Designating Turkey’s Security Concerns in Syria: Ongoing Conflict in Idlib

Designating Turkey’s Security Concerns in Syria: Ongoing Conflict in Idlib

Latest developments in Idlib

Syrian opposition groups fighting mainly against ISIS terrorist in eastern rural Hama were attacked by regime forces in the last days of 2017. The attack has been gradually maintained along the train line in North-South direction to destroy all opposition groups under the leadership of Hayat Tahrir el Şam (HTŞ) to reach out Abu Duhur military air base. After 2-weeks of heavy clashes, regime forces partially captured Abu Duhur airbase on January 11. Yet, it was not the endpoint but the territorial junction in which regime forces advancing also from East and North will meet. Opposition forces have been forced to withdraw from large portion of territories they held in Southern Idlib at the end of 2017 by ever increasing Russia airstrikes. Nevertheless, some opposition groups like Feylaq us Sam and Nureddin Zengi Movement started a rebel counteroffensive against regime forces from West and are currently trying to dissolve regime forces to stop their advance.

Meanwhile, ISIS terrorists have doubled their area of control in eastern Hama due to the connivance of Syrian regime since November 2017. Regime forces advancing to the North implicitly benefited from the military power of ISIS terrorists existing in East since it is the ISIS fighting against opposition groups and bearing burden of regime forces to reach out Abu Duhur.

Why Idlib?

In the second half of 2017, regime forces and PYD terrorists were fighting against ISIS in Deir ez Zor, southeast Syria. Most of the ISIS-held territories were recaptured and terrorist were stalemated. The concentration of regime forces on Deir ez Zor caused people to think that any advancement towards Abu Duhur is not possible. Yet, when compared to Deir ez Zor, Idlib is much more crucial for all actors in the field. Idlib is a province of 1 million people where opposition groups are widely located. It is the last province whose control is largely under opposition and removal of them will probably mean a lot for Damascus. If Idlib, where de-escalation agreement does not prevail, is under the control of regime forces, opposition groups would be besieged from East, South and West. This will cause further migration waves towards Turkey and make Syrian regime relatively advantageous over Turkey during peace talks.         
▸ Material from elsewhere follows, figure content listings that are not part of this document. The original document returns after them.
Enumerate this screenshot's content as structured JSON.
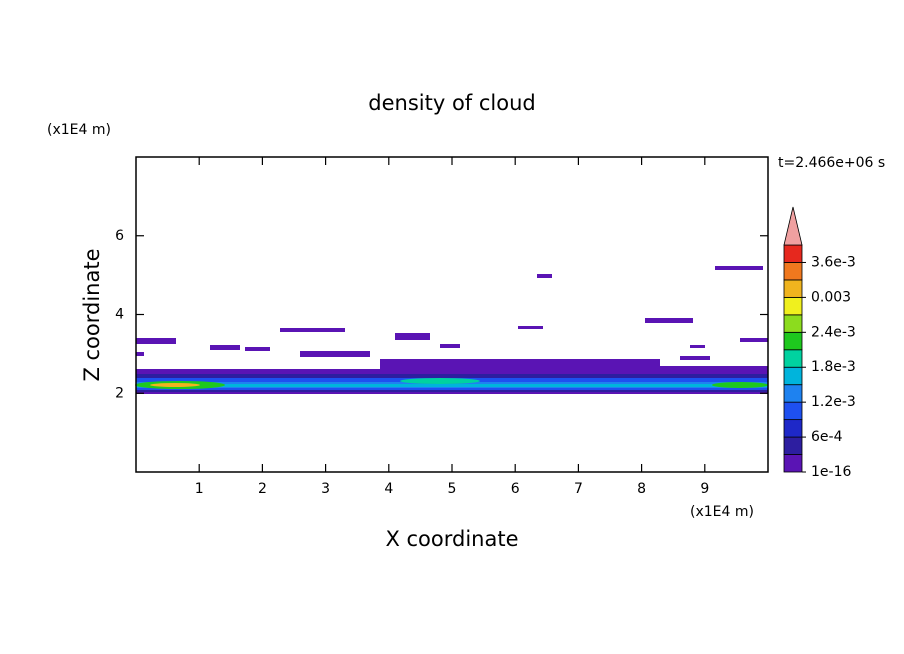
{
  "chart_data": {
    "type": "contour",
    "title": "density of cloud",
    "x_label": "X coordinate",
    "y_label": "Z coordinate",
    "x_unit": "(x1E4 m)",
    "y_unit": "(x1E4 m)",
    "annotation": "t=2.466e+06 s",
    "xlim": [
      0,
      10
    ],
    "ylim": [
      0,
      8
    ],
    "xticks": [
      1,
      2,
      3,
      4,
      5,
      6,
      7,
      8,
      9
    ],
    "yticks": [
      2,
      4,
      6
    ],
    "colorbar": {
      "clim": [
        0,
        0.0039
      ],
      "levels": [
        1e-16,
        0.0003,
        0.0006,
        0.0009,
        0.0012,
        0.0015,
        0.0018,
        0.0021,
        0.0024,
        0.0027,
        0.003,
        0.0033,
        0.0036,
        0.0039
      ],
      "colors": [
        "#5a14b4",
        "#2d1ea0",
        "#1e28c8",
        "#1e50f0",
        "#1e82f0",
        "#00b4dc",
        "#00d2a0",
        "#1ec81e",
        "#8cdc1e",
        "#f0f01e",
        "#f0b41e",
        "#f0781e",
        "#e6281e"
      ],
      "extend_color": "#f0a0a0",
      "ticks": [
        1e-16,
        {
          "value": 0.0006,
          "label": "6e-4"
        },
        {
          "value": 0.0012,
          "label": "1.2e-3"
        },
        {
          "value": 0.0018,
          "label": "1.8e-3"
        },
        {
          "value": 0.0024,
          "label": "2.4e-3"
        },
        {
          "value": 0.003,
          "label": "0.003"
        },
        {
          "value": 0.0036,
          "label": "3.6e-3"
        }
      ]
    }
  }
}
Possible Spill-overs into Turkey

Advance of the regime forces are expected to be limited only with territories under HTŞ control. Nevertheless, Turkish authorities stated concerns over any possible advancement towards Northern Idlib. If so, military conflicts will transferred up to Turkish observatory point in Darat İzza in North and even to Turkish-Syrian border. Turkey, as a guarantor state in Astana peace talks, has the right to establish observatory points along the western line of Idlib. What is important here is the evaluation of pros and cons such future military involvement will have.

Turkey have already stated that current attacks towards opposition groups are the violations of Astana principles and immediately be stopped. In this point, Turkey needs a proper risk analysis and act in line with it as soon as possible. It is known that HTŞ militants are not willing to accept Turkey’s existence in West Idlib. But what Turkey needs to do is to measure whether the costs of confronting with HTŞ or conniving regime forces’ advancement towards Turkish border will be higher.
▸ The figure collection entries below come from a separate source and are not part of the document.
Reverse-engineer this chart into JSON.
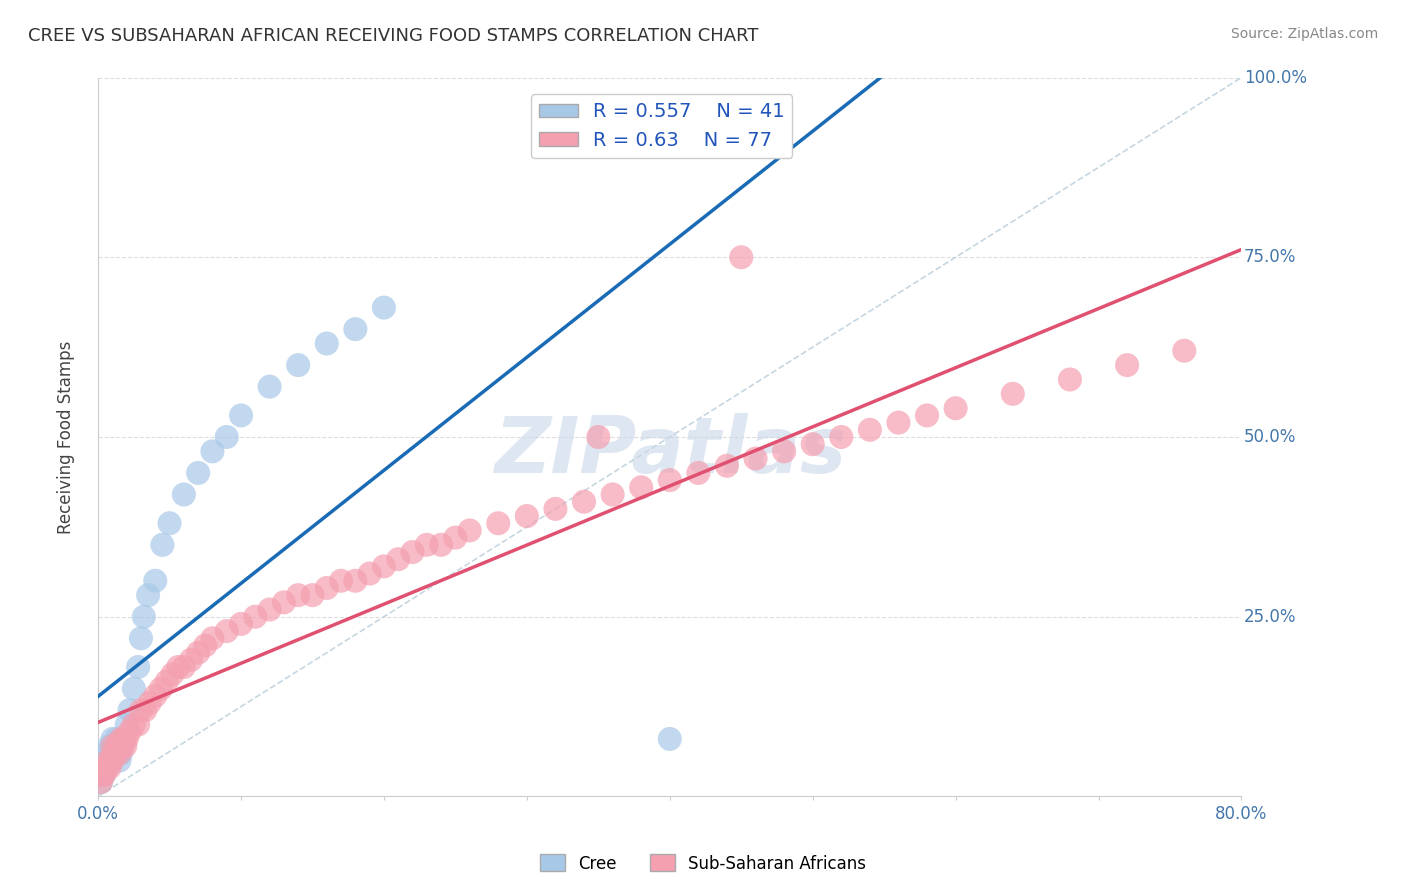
{
  "title": "CREE VS SUBSAHARAN AFRICAN RECEIVING FOOD STAMPS CORRELATION CHART",
  "source": "Source: ZipAtlas.com",
  "ylabel": "Receiving Food Stamps",
  "xlim": [
    0.0,
    0.8
  ],
  "ylim": [
    0.0,
    1.0
  ],
  "xticks": [
    0.0,
    0.1,
    0.2,
    0.3,
    0.4,
    0.5,
    0.6,
    0.7,
    0.8
  ],
  "yticks": [
    0.0,
    0.25,
    0.5,
    0.75,
    1.0
  ],
  "cree_R": 0.557,
  "cree_N": 41,
  "ssa_R": 0.63,
  "ssa_N": 77,
  "cree_color": "#a8c8e8",
  "ssa_color": "#f4a0b0",
  "cree_line_color": "#1a6bb5",
  "ssa_line_color": "#e05070",
  "ref_line_color": "#b8ccd8",
  "watermark": "ZIPatlas",
  "watermark_color": "#c8d8e8",
  "background_color": "#ffffff",
  "grid_color": "#dddddd",
  "cree_x": [
    0.002,
    0.003,
    0.004,
    0.005,
    0.005,
    0.006,
    0.007,
    0.008,
    0.008,
    0.009,
    0.01,
    0.01,
    0.011,
    0.012,
    0.013,
    0.014,
    0.015,
    0.016,
    0.017,
    0.018,
    0.02,
    0.022,
    0.025,
    0.028,
    0.03,
    0.032,
    0.035,
    0.04,
    0.045,
    0.05,
    0.06,
    0.07,
    0.08,
    0.09,
    0.1,
    0.12,
    0.14,
    0.16,
    0.18,
    0.2,
    0.4
  ],
  "cree_y": [
    0.02,
    0.03,
    0.03,
    0.04,
    0.06,
    0.04,
    0.05,
    0.05,
    0.07,
    0.06,
    0.05,
    0.08,
    0.07,
    0.06,
    0.08,
    0.07,
    0.05,
    0.06,
    0.07,
    0.08,
    0.1,
    0.12,
    0.15,
    0.18,
    0.22,
    0.25,
    0.28,
    0.3,
    0.35,
    0.38,
    0.42,
    0.45,
    0.48,
    0.5,
    0.53,
    0.57,
    0.6,
    0.63,
    0.65,
    0.68,
    0.08
  ],
  "ssa_x": [
    0.002,
    0.003,
    0.004,
    0.005,
    0.006,
    0.007,
    0.008,
    0.009,
    0.01,
    0.01,
    0.011,
    0.012,
    0.013,
    0.014,
    0.015,
    0.016,
    0.017,
    0.018,
    0.019,
    0.02,
    0.022,
    0.025,
    0.028,
    0.03,
    0.033,
    0.036,
    0.04,
    0.044,
    0.048,
    0.052,
    0.056,
    0.06,
    0.065,
    0.07,
    0.075,
    0.08,
    0.09,
    0.1,
    0.11,
    0.12,
    0.13,
    0.14,
    0.15,
    0.16,
    0.17,
    0.18,
    0.19,
    0.2,
    0.21,
    0.22,
    0.23,
    0.24,
    0.25,
    0.26,
    0.28,
    0.3,
    0.32,
    0.34,
    0.36,
    0.38,
    0.4,
    0.42,
    0.44,
    0.46,
    0.48,
    0.5,
    0.52,
    0.54,
    0.56,
    0.58,
    0.6,
    0.64,
    0.68,
    0.72,
    0.76,
    0.45,
    0.35
  ],
  "ssa_y": [
    0.02,
    0.03,
    0.03,
    0.04,
    0.04,
    0.05,
    0.04,
    0.05,
    0.05,
    0.07,
    0.06,
    0.06,
    0.07,
    0.07,
    0.06,
    0.08,
    0.07,
    0.08,
    0.07,
    0.08,
    0.09,
    0.1,
    0.1,
    0.12,
    0.12,
    0.13,
    0.14,
    0.15,
    0.16,
    0.17,
    0.18,
    0.18,
    0.19,
    0.2,
    0.21,
    0.22,
    0.23,
    0.24,
    0.25,
    0.26,
    0.27,
    0.28,
    0.28,
    0.29,
    0.3,
    0.3,
    0.31,
    0.32,
    0.33,
    0.34,
    0.35,
    0.35,
    0.36,
    0.37,
    0.38,
    0.39,
    0.4,
    0.41,
    0.42,
    0.43,
    0.44,
    0.45,
    0.46,
    0.47,
    0.48,
    0.49,
    0.5,
    0.51,
    0.52,
    0.53,
    0.54,
    0.56,
    0.58,
    0.6,
    0.62,
    0.75,
    0.5
  ]
}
Another issue regarding the clashes in Idlib is the humanitarian situation of people. It has been reported that around 120.000 people have been internally displaced during the operation towards Abu Duhur military airbase. Thousands of people escaping from brutality of ISIS and regime forces are coming close to Turkish border. Emergency squads are crucial to make immediate treatment and to provide shelter in relatively safer zones. The migration of people living in Idlib is expected to continue increasingly.

 

Overall Analysis

When analyzed all above-given factors together, large scale deployment of military troops along West Idlib seems to have more effective results by limiting regime forces with preventive intervention. Otherwise, the political and military crises, which could emerge after the fall of the last opposition-held stronghold, may risk the possible Afrin operation. Possible returns of Turkish military involvement can be arrayed as the following:

  • Guaranteeing the existence of opposition groups in Astana and Sochi peace talks,
  • Stopping regime forces’ advancement to Turkish border by preventive intervention,
  • Increasing opportunities for and the security of Afrin operation,
  • Preventing possible migration waves towards Turkey.

With a military operation, all 4 issues can be realized. As such Turkey could eliminate its Idlib-related security concerns. Otherwise, it is clear that the number of people fleeing and migrating towards North will increase. This is why Turkey’s actions are significant to prevent migration waves securitized both for Idlib and Turkey. Securing Idlib will also mean the securing of Afrin operation which Turkey have already started. Idlib is the south of Afrin where any future attack could come from towards Turkish military forces. And it is a place where there is no Turkish or Turkish-backed control around Afrin. Afrin is surrounded by Turkish controlled Euphrates Shield zone from east and opposition groups from west.  Therefore, Turkey’s involvement in Idlib could also secure the course of military actions towards Afrin.